The Biden administration is to announce regulatory guidance on subsidies for corn-based “sustainable aviation fuel” that could end up raising food prices and incentivizing environmentally damaging practices.
The guidance, which is expected to be released later this year, would allow SAFs made from corn-based ethanol to more easily qualify for tax credits under the Inflation reduction law (IRA) if terminated, seconds to Reuters. Provided the switch happens, corn-based ethanol would be poised to play a major role in the administration's goal of SAFs meeting 100 percent of demand by 2050 to counter climate change .
However, corn-based ethanol aviation fuel could have hidden environmental and economic costs that may cause more problems than it solves, experts say.
Reliance on corn-based ethanol aviation fuel “won't do much for global warming, but it will do a lot to benefit the renewable fuel industry and also indirectly benefit corn prices,” he said professor C. Ford Runge, distinguished. McKnight University Professor of Applied Economics and Law at the University of Minnesota, told the Daily Caller News Foundation.
The costs of corn ethanol aviation fuel will be “borne by consumers, taxpayers and the environment,” just as it has in the past when government policies have mandated its use in gasoline for automobiles, Runge told the DCNF. “These policy efforts, largely bipartisan and well-funded by the renewable fuel lobby, have been quite successful, and they are stumbling despite evidence that ethanol is neither particularly efficient nor environmentally friendly.”
If the Biden administration's goals are met, 35 billion gallons of SAF will be used each year to boost air travel and commerce. seconds at the Department of Energy (DOE). The goal is to reduce carbon emissions, but corn ethanol jet fuel may not reduce emissions enough to offset the other environmental and economic costs associated with its production.
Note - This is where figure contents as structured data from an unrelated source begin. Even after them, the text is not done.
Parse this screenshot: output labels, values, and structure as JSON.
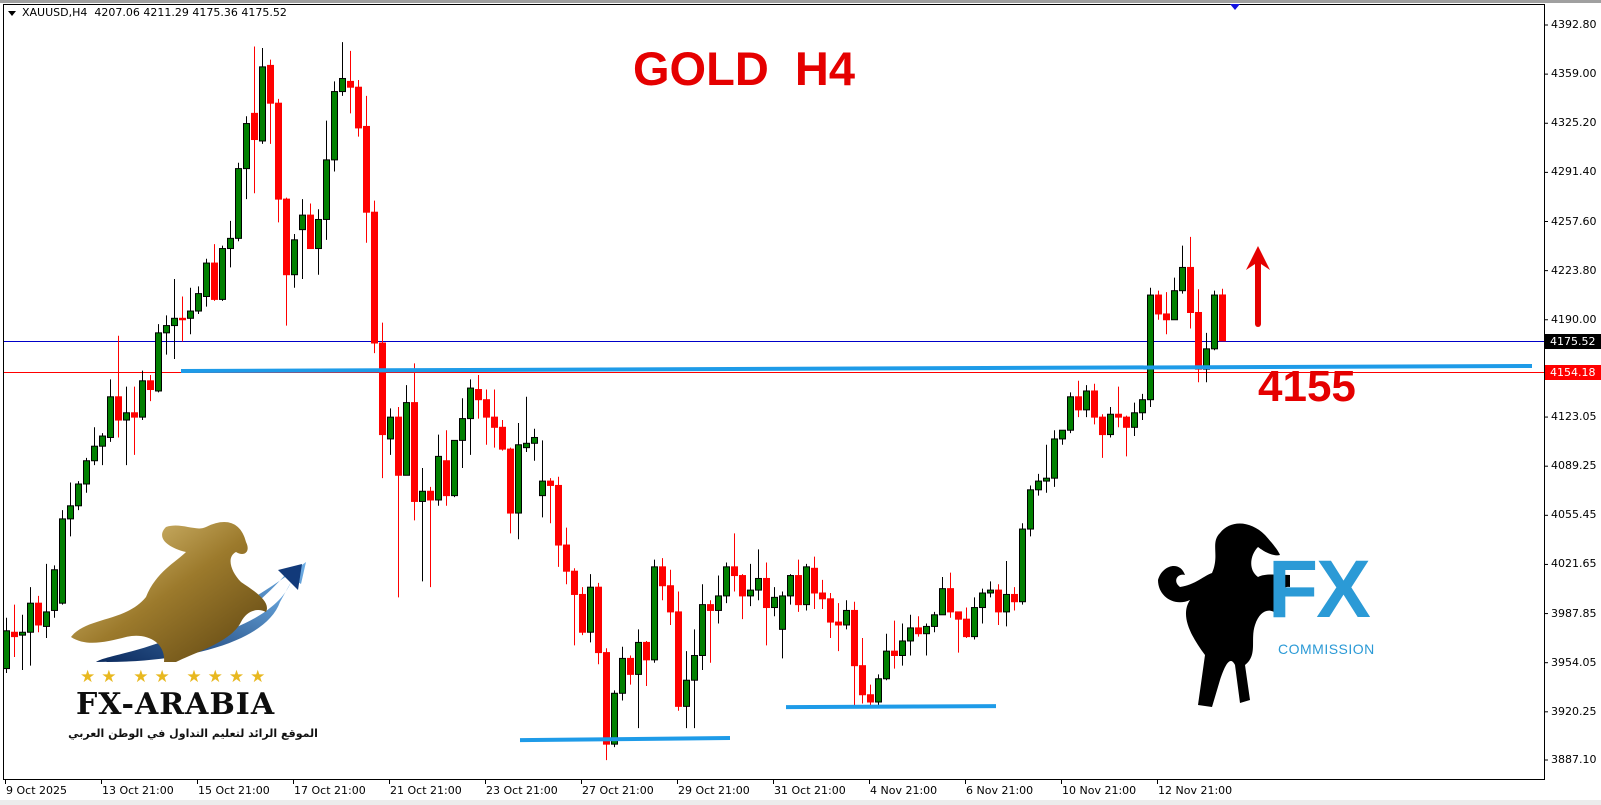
{
  "header": {
    "symbol": "XAUUSD,H4",
    "ohlc": "4207.06 4211.29 4175.36 4175.52"
  },
  "annotations": {
    "title": "GOLD  H4",
    "level_label": "4155",
    "arrow_direction": "up"
  },
  "logos": {
    "left": {
      "name": "FX-ARABIA",
      "tagline": "الموقع الرائد لتعليم التداول في الوطن العربي",
      "stars": 8
    },
    "right": {
      "name": "FX",
      "subtitle": "COMMISSION"
    }
  },
  "colors": {
    "bull": "#008000",
    "bear": "#ff0000",
    "support_line": "#1e9be8",
    "bid_line": "#0000c8",
    "ask_line": "#ff0000",
    "annotation": "#e50000"
  },
  "chart_data": {
    "type": "candlestick",
    "symbol": "XAUUSD",
    "timeframe": "H4",
    "ylim": [
      3887.1,
      4392.8
    ],
    "grid": false,
    "y_ticks": [
      "4392.80",
      "4359.00",
      "4325.20",
      "4291.40",
      "4257.60",
      "4223.80",
      "4190.00",
      "4123.05",
      "4089.25",
      "4055.45",
      "4021.65",
      "3987.85",
      "3954.05",
      "3920.25",
      "3887.10"
    ],
    "x_ticks": [
      "9 Oct 2025",
      "13 Oct 21:00",
      "15 Oct 21:00",
      "17 Oct 21:00",
      "21 Oct 21:00",
      "23 Oct 21:00",
      "27 Oct 21:00",
      "29 Oct 21:00",
      "31 Oct 21:00",
      "4 Nov 21:00",
      "6 Nov 21:00",
      "10 Nov 21:00",
      "12 Nov 21:00"
    ],
    "current_price_labels": {
      "bid": "4175.52",
      "ask": "4154.18"
    },
    "horizontal_lines": [
      {
        "name": "bid",
        "price": 4175.52
      },
      {
        "name": "ask",
        "price": 4154.18
      }
    ],
    "support_lines": [
      {
        "price_start": 4154.7,
        "price_end": 4158.2
      },
      {
        "price_start": 3900.8,
        "price_end": 3902.2
      },
      {
        "price_start": 3923.5,
        "price_end": 3924.2
      }
    ],
    "candles_ohlc": [
      [
        3950,
        3985,
        3947,
        3976
      ],
      [
        3975,
        3994,
        3958,
        3972
      ],
      [
        3973,
        3987,
        3949,
        3975
      ],
      [
        3975,
        4006,
        3952,
        3995
      ],
      [
        3995,
        4000,
        3975,
        3980
      ],
      [
        3979,
        4022,
        3971,
        3989
      ],
      [
        3990,
        4021,
        3985,
        4018
      ],
      [
        3995,
        4059,
        3994,
        4053
      ],
      [
        4053,
        4078,
        4041,
        4062
      ],
      [
        4062,
        4079,
        4059,
        4077
      ],
      [
        4077,
        4095,
        4071,
        4093
      ],
      [
        4093,
        4116,
        4090,
        4103
      ],
      [
        4103,
        4112,
        4090,
        4110
      ],
      [
        4109,
        4149,
        4106,
        4137
      ],
      [
        4137,
        4179,
        4109,
        4121
      ],
      [
        4121,
        4144,
        4090,
        4126
      ],
      [
        4126,
        4144,
        4097,
        4123
      ],
      [
        4123,
        4155,
        4121,
        4148
      ],
      [
        4148,
        4152,
        4134,
        4142
      ],
      [
        4141,
        4187,
        4140,
        4181
      ],
      [
        4181,
        4193,
        4166,
        4186
      ],
      [
        4186,
        4218,
        4163,
        4191
      ],
      [
        4191,
        4206,
        4175,
        4190
      ],
      [
        4191,
        4212,
        4180,
        4196
      ],
      [
        4196,
        4213,
        4194,
        4208
      ],
      [
        4206,
        4232,
        4199,
        4229
      ],
      [
        4229,
        4242,
        4203,
        4204
      ],
      [
        4204,
        4241,
        4203,
        4239
      ],
      [
        4239,
        4258,
        4226,
        4246
      ],
      [
        4246,
        4298,
        4244,
        4294
      ],
      [
        4294,
        4330,
        4273,
        4325
      ],
      [
        4332,
        4378,
        4277,
        4314
      ],
      [
        4313,
        4377,
        4311,
        4364
      ],
      [
        4365,
        4369,
        4311,
        4339
      ],
      [
        4339,
        4342,
        4257,
        4273
      ],
      [
        4273,
        4274,
        4186,
        4221
      ],
      [
        4221,
        4249,
        4212,
        4245
      ],
      [
        4252,
        4273,
        4218,
        4262
      ],
      [
        4262,
        4270,
        4239,
        4239
      ],
      [
        4239,
        4266,
        4221,
        4259
      ],
      [
        4259,
        4327,
        4245,
        4300
      ],
      [
        4300,
        4354,
        4292,
        4347
      ],
      [
        4347,
        4381,
        4344,
        4356
      ],
      [
        4354,
        4375,
        4332,
        4350
      ],
      [
        4350,
        4355,
        4316,
        4322
      ],
      [
        4323,
        4344,
        4243,
        4264
      ],
      [
        4264,
        4272,
        4167,
        4174
      ],
      [
        4174,
        4188,
        4081,
        4111
      ],
      [
        4108,
        4129,
        4097,
        4123
      ],
      [
        4123,
        4130,
        3999,
        4083
      ],
      [
        4083,
        4145,
        4083,
        4133
      ],
      [
        4133,
        4160,
        4052,
        4065
      ],
      [
        4065,
        4088,
        4010,
        4072
      ],
      [
        4072,
        4075,
        4006,
        4066
      ],
      [
        4066,
        4111,
        4062,
        4096
      ],
      [
        4093,
        4114,
        4062,
        4069
      ],
      [
        4069,
        4107,
        4068,
        4107
      ],
      [
        4107,
        4136,
        4088,
        4122
      ],
      [
        4122,
        4149,
        4097,
        4143
      ],
      [
        4142,
        4152,
        4122,
        4135
      ],
      [
        4135,
        4142,
        4104,
        4123
      ],
      [
        4123,
        4142,
        4102,
        4116
      ],
      [
        4116,
        4121,
        4100,
        4101
      ],
      [
        4101,
        4102,
        4043,
        4057
      ],
      [
        4057,
        4119,
        4039,
        4104
      ],
      [
        4102,
        4137,
        4099,
        4105
      ],
      [
        4105,
        4115,
        4093,
        4109
      ],
      [
        4069,
        4107,
        4054,
        4079
      ],
      [
        4079,
        4081,
        4050,
        4076
      ],
      [
        4076,
        4082,
        4020,
        4035
      ],
      [
        4035,
        4047,
        4008,
        4017
      ],
      [
        4017,
        4019,
        3966,
        4001
      ],
      [
        4001,
        4006,
        3973,
        3975
      ],
      [
        3975,
        4015,
        3968,
        4006
      ],
      [
        4006,
        4009,
        3953,
        3961
      ],
      [
        3961,
        3964,
        3887,
        3898
      ],
      [
        3898,
        3935,
        3896,
        3933
      ],
      [
        3933,
        3965,
        3928,
        3957
      ],
      [
        3957,
        3959,
        3939,
        3946
      ],
      [
        3946,
        3977,
        3909,
        3968
      ],
      [
        3968,
        3969,
        3938,
        3956
      ],
      [
        3956,
        4025,
        3954,
        4020
      ],
      [
        4020,
        4026,
        3997,
        4007
      ],
      [
        4007,
        4018,
        3980,
        3989
      ],
      [
        3989,
        4003,
        3921,
        3924
      ],
      [
        3924,
        3962,
        3909,
        3942
      ],
      [
        3942,
        3977,
        3909,
        3959
      ],
      [
        3959,
        4008,
        3949,
        3994
      ],
      [
        3994,
        3997,
        3954,
        3990
      ],
      [
        3990,
        4014,
        3981,
        4000
      ],
      [
        4000,
        4023,
        3995,
        4020
      ],
      [
        4020,
        4043,
        4003,
        4014
      ],
      [
        4014,
        4015,
        3984,
        4000
      ],
      [
        4000,
        4022,
        3993,
        4004
      ],
      [
        4004,
        4032,
        3997,
        4012
      ],
      [
        4012,
        4023,
        3966,
        3992
      ],
      [
        3992,
        4006,
        3986,
        3999
      ],
      [
        3977,
        4003,
        3957,
        4000
      ],
      [
        4000,
        4015,
        3994,
        4014
      ],
      [
        4014,
        4025,
        3989,
        3994
      ],
      [
        3994,
        4022,
        3990,
        4020
      ],
      [
        4019,
        4027,
        3991,
        4002
      ],
      [
        4002,
        4011,
        3991,
        3998
      ],
      [
        3998,
        4002,
        3971,
        3982
      ],
      [
        3982,
        3995,
        3962,
        3980
      ],
      [
        3980,
        3997,
        3977,
        3990
      ],
      [
        3990,
        3996,
        3924,
        3952
      ],
      [
        3952,
        3971,
        3926,
        3932
      ],
      [
        3932,
        3939,
        3924,
        3927
      ],
      [
        3927,
        3946,
        3924,
        3943
      ],
      [
        3943,
        3974,
        3942,
        3962
      ],
      [
        3962,
        3983,
        3950,
        3959
      ],
      [
        3959,
        3981,
        3952,
        3969
      ],
      [
        3969,
        3987,
        3959,
        3978
      ],
      [
        3978,
        3986,
        3972,
        3974
      ],
      [
        3974,
        3981,
        3959,
        3979
      ],
      [
        3979,
        3989,
        3975,
        3987
      ],
      [
        3987,
        4013,
        3987,
        4005
      ],
      [
        4005,
        4016,
        3985,
        3989
      ],
      [
        3989,
        3989,
        3961,
        3984
      ],
      [
        3984,
        3992,
        3971,
        3972
      ],
      [
        3972,
        3999,
        3970,
        3992
      ],
      [
        3992,
        4005,
        3981,
        4002
      ],
      [
        4002,
        4010,
        3999,
        4004
      ],
      [
        4004,
        4008,
        3980,
        3989
      ],
      [
        3989,
        4024,
        3979,
        4001
      ],
      [
        4001,
        4006,
        3990,
        3996
      ],
      [
        3996,
        4050,
        3994,
        4046
      ],
      [
        4046,
        4076,
        4041,
        4073
      ],
      [
        4073,
        4084,
        4069,
        4079
      ],
      [
        4079,
        4104,
        4071,
        4081
      ],
      [
        4081,
        4114,
        4075,
        4108
      ],
      [
        4108,
        4114,
        4104,
        4114
      ],
      [
        4114,
        4140,
        4112,
        4137
      ],
      [
        4137,
        4148,
        4123,
        4128
      ],
      [
        4128,
        4145,
        4123,
        4141
      ],
      [
        4141,
        4146,
        4118,
        4123
      ],
      [
        4123,
        4125,
        4095,
        4111
      ],
      [
        4111,
        4130,
        4109,
        4125
      ],
      [
        4125,
        4144,
        4116,
        4123
      ],
      [
        4123,
        4124,
        4096,
        4116
      ],
      [
        4116,
        4133,
        4110,
        4126
      ],
      [
        4126,
        4139,
        4121,
        4135
      ],
      [
        4135,
        4212,
        4130,
        4207
      ],
      [
        4207,
        4210,
        4190,
        4194
      ],
      [
        4194,
        4209,
        4180,
        4190
      ],
      [
        4190,
        4219,
        4190,
        4210
      ],
      [
        4210,
        4241,
        4208,
        4226
      ],
      [
        4226,
        4247,
        4184,
        4195
      ],
      [
        4195,
        4211,
        4147,
        4156
      ],
      [
        4156,
        4181,
        4147,
        4170
      ],
      [
        4170,
        4210,
        4169,
        4207
      ],
      [
        4207.06,
        4211.29,
        4175.36,
        4175.52
      ]
    ]
  }
}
“SAFs are definitely not a climate solution at all, let alone an effective solution,” Mark Jacobson, a professor of civil and environmental engineering at Stanford University, told the DCNF. “Ethanol production from corn increases CO2 equivalent emissions by 0-24% relative to gasoline and increases the price of corn (making it more expensive to eat).”
Currently, about 40% of the country's corn crop is used to create ethanol, up from 10% in the mid-2000s. seconds in the New York Times. About 100 million acres of American land, almost all of it in the Midwest, is used to grow corn. Meanwhile, major airlines are beginning to invest in long-term SAF plans and facilities.
More ethanol production means less corn is available for animal feed, forcing farmers to pay higher prices to feed their animals; this increase in costs is invariably passed on to consumers, seconds to Farm Aid, a farmer advocacy organization. In addition, production tends to decline as farmers deal with rising feed costs, which also puts upward pressure on the prices consumers pay for chicken, beef, pork, eggs and dairy products.
Corn products are also used in a wide range of processed foods, so those products would be subject to the same dynamics, according to Farm Aid. Also, rising corn yields could force farmers to grow less wheat and soybeans; this result also makes cereals and grains more expensive.
“There is no clear evidence that biofuels, especially corn ethanol, have an advantage in reducing emissions,” Runge, who has written about the disadvantages of ethanol in the past, he told the DCNF.
Beyond the economic impacts that a boost in corn ethanol production could have, a substantial increase in corn production is likely to have considerable environmental impacts as well.
Future reliance on SAF corn-based ethanol to meet the nation's flight needs would add stress to the nation's groundwater aquifers, according to the NYT. Corn is a water-intensive crop to produce, and it can take hundreds of gallons of water to produce just one gallon of ethanol; America's aquifers, especially in places like Kansas and Nebraska, already face high levels of stress, largely due to agricultural irrigation, seconds to a separate NYT data analysis.
Finally, the corn is transformed into ethanol and then transported to be used to power airplanes.
“Fuel combustion (in this case, in the airplane) is always the hardest on the environment in terms of air pollutants and carbon dioxide (and wakes in the case of aircraft),” Jacobson told the DCNF . “Fuel production is important, though. Emissions occur from fertilizing, irrigating, cultivating, mining the corn, transporting the corn to a refinery, refining the corn into ethanol, transporting the ethanol (in train, truck or barge, as ethanol cannot be transported by pipeline).
The White House, the Department of Agriculture and the DOE did not immediately respond to requests for comment.